Mental Health, Psychology

In the Absence of Presence

This post speaks to an important topic that relates to all fields. It was originally posted on the blog, A Father’s Path, but the information relates to every endeavor and offers something to truly think about…

(~three minute read)

The changes we’ve gone through as human beings since the end of the last millennium are catching up with us. Night after night, the evening news reels capture the disturbing patterns, and other media sources remind us of the general decline of mental health. This isn’t a doomsday speech but an attempt to point to a challenge that requires more than a change of policy or politicians. The problem is complex and so are the answers. And the most important answers won’t come from circles outside of our home.

One simple action (and symptom of something more corrosive) that has changed over the decades ripples out in a complex fashion: Acknowledgment. We barely receive it in the flesh, and we are invisible in our community of phones, tablets, headphones, and earbuds. We’ve segmented the social atmosphere and created a one-way capsule in lieu of the womb of nature and humanity.

The psychological equivalent of physical nutrients is to be understood by someone we value. Unlike hundreds of “hearts” and “likes”, to be understood, heard, and appreciated creates a resilient buffer for the maladies of daily life. Yet understanding comes far down the line from acknowledgment. You have to feel you exist before you can dive deeply into the reciprocal meaning of being understood.

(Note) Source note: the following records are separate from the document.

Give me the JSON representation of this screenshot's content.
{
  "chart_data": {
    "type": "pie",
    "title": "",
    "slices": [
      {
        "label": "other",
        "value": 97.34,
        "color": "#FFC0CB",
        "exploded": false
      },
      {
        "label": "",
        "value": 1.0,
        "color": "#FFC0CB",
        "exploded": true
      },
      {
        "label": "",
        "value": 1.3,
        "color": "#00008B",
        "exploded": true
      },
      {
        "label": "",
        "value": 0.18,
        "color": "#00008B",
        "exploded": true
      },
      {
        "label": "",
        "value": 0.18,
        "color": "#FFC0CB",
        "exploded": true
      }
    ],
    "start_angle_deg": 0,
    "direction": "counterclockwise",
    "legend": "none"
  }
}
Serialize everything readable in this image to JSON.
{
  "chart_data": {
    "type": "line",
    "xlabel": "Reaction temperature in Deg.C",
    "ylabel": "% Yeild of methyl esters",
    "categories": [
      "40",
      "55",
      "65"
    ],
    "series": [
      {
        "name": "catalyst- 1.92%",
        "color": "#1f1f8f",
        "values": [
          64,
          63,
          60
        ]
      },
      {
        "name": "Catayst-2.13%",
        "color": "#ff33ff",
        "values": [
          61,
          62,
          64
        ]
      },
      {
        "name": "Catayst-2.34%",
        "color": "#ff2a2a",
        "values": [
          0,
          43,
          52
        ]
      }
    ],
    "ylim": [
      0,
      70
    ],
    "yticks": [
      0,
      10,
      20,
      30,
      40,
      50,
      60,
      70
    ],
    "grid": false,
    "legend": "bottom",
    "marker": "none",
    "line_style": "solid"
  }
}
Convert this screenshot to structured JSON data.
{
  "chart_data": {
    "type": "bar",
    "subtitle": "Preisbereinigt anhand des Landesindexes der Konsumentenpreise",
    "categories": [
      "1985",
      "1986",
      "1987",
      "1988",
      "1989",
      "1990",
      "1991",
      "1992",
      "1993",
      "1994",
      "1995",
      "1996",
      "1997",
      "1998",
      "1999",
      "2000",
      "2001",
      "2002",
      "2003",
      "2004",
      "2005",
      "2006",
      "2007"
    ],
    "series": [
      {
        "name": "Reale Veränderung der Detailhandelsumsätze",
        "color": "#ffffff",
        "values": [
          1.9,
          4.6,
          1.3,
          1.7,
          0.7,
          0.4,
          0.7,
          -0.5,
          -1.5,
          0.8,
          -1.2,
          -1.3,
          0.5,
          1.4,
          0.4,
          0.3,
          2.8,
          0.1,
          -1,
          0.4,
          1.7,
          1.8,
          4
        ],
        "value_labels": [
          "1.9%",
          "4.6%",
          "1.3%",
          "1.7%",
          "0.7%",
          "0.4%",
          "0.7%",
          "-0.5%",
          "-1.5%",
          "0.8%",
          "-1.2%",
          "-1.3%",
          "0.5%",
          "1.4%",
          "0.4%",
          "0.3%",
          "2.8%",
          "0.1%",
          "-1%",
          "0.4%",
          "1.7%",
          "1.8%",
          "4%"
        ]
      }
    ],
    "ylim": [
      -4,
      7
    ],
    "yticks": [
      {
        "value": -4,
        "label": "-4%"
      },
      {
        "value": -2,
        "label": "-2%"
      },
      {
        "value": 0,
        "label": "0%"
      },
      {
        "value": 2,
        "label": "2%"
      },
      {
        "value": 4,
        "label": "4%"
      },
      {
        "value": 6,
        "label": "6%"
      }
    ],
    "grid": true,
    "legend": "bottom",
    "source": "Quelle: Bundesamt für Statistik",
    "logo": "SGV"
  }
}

And you have to acknowledge a problem to begin to see the solution– and there is no opposite of acknowledgment. Like all qualities, it’s either there to some degree or not. The closest we can get to non-acknowledgment is absence. I don’t acknowledge your presence. It seems many of the attention-getting entities survive on this process, seducing with a pleasure drip only to make us absent in our lives—and others. And to look up and acknowledge means to meet eye to eye with someone who is implicitly categorized as a “stranger” although you may have passed them in the grocery store or the health club for years.

Aliveness moves and living is an active process on every level. A flow. A relationship. In this period of history, it seems the only time we notice the aliveness between us is when we hear the hardest news. A loss of a child, a town consumed by a flood, mass shootings, an apartment building full of innocent beings crumbled by a warhead in the name of…   

We feel their presence in pain. We feel their absence in grief. But if we don’t catch ourselves, we fall back into the habit of passive consumption boxed in by four walls, creating an artificial divide from the natural world. We worry about updating the kitchen and if our doorknobs are the right style while we haven’t walked in the woods, played peek-a-boo with a young child, had a deep conversation with a loved one, played catch in a grassy field for no reason, witnessed a sunrise, gazed at the stars, or gave gratitude in silence. In otherwords, acknowledging with our presence that awe feeds the deepest of us all.

It all starts with acknowledgment. There’s nothing passive about admitting we are all in this together. If we keep turning away, keep plugged in, and keep hoping AI will meet human needs, slowly but surely the aliveness seeps from our core. And that emptiness feels heavy. It’s no surprise that every measure or attempted theory of well-being, happiness, or longevity has little to do with externals, or with things purchased. And everything to do with relationships. For as we are in our hearts, we are. But you have to risk feeling edgy or bored and turn your eyes away from passive attractions and pleasure traps. You have to acknowledge that connection requires movement, intention, energy… and presence.